Thursday, March 31, 2016
Osprey season has officially begun in Minnesota. I received several reports in the past 24 hours, and tho I spent most of the day yesterday at Apple or on the phone to Apple dealing with iPad problems, I am finally out here checking nests. I have visited ten nests so far and found at least one osprey on four of them. I am now at a nest with a pair....waiting to see the males band. She is the same banded female as past years and is food begging very loudly. He is ignoring her. I will have more stories to share tonight. Just wanted to let you all know, we are off and running!
Sunday, March 27, 2016
I have been out there all morning, visiting 21 nests on the west side of the metro. Not a single osprey was seen, no sign of white wash on the platforms, no fresh sticks piled up, no vocalizations were heard. We will have to be patient...it could change tomorrow!
Saturday, March 26, 2016
I checked seven osprey nests today...didn't see any Ospreys, no whitewash, no sign of nest rebuilding. We hear there are some in Michigan and on the east coast, tho I have heard no sightings in Montana. We wait....any day now! I will check a few nests tomorrow too. Happy Easter to you all!
Friday, March 18, 2016
The east coast Ospreys are on their way...I am sure ours are also. Keep me posted if anyone sees one. Maybe next week!

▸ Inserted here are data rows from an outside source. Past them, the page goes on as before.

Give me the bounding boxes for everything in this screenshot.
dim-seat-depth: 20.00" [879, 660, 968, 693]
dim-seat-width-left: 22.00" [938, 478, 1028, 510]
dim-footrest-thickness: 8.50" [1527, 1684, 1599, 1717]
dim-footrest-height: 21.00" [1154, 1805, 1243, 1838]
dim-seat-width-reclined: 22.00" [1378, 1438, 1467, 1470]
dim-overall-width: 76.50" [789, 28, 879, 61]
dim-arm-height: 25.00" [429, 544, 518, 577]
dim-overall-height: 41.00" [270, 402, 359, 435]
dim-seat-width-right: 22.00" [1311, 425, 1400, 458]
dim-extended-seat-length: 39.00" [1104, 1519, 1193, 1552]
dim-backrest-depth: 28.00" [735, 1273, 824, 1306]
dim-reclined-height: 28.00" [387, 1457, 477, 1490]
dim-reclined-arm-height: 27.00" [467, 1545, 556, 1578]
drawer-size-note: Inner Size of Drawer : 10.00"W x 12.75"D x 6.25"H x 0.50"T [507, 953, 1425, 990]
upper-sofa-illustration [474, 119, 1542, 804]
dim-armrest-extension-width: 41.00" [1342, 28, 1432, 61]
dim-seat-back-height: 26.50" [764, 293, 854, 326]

The third week of March is usually our first sighting!
Friday, March 11, 2016
I can tell that everyone's interest in the Ospreys is starting to stir. Reports of a few Ospreys trickling up the east coast lets us know that our friends are on their way back home. Ospreys with satelite transmitters on have begun to move, according to several websites. It's time to connect again with all the wonderful volunteers from last year, and to see if you all will be returning for another season of Osprey watching. Let me know! We always need more volunteers to help us watch over this growing population, so send an email if you would like to get involved. We like to have nests checked once a week and I have a guideline for what behaviors we are watching for. I love spending time in the field with the volunteers to teach about behaviors, to share the interesting observations, and I am always willing to answer questions about these birds I love so much.
So keep your eyes open and keep looking up! It won't be long!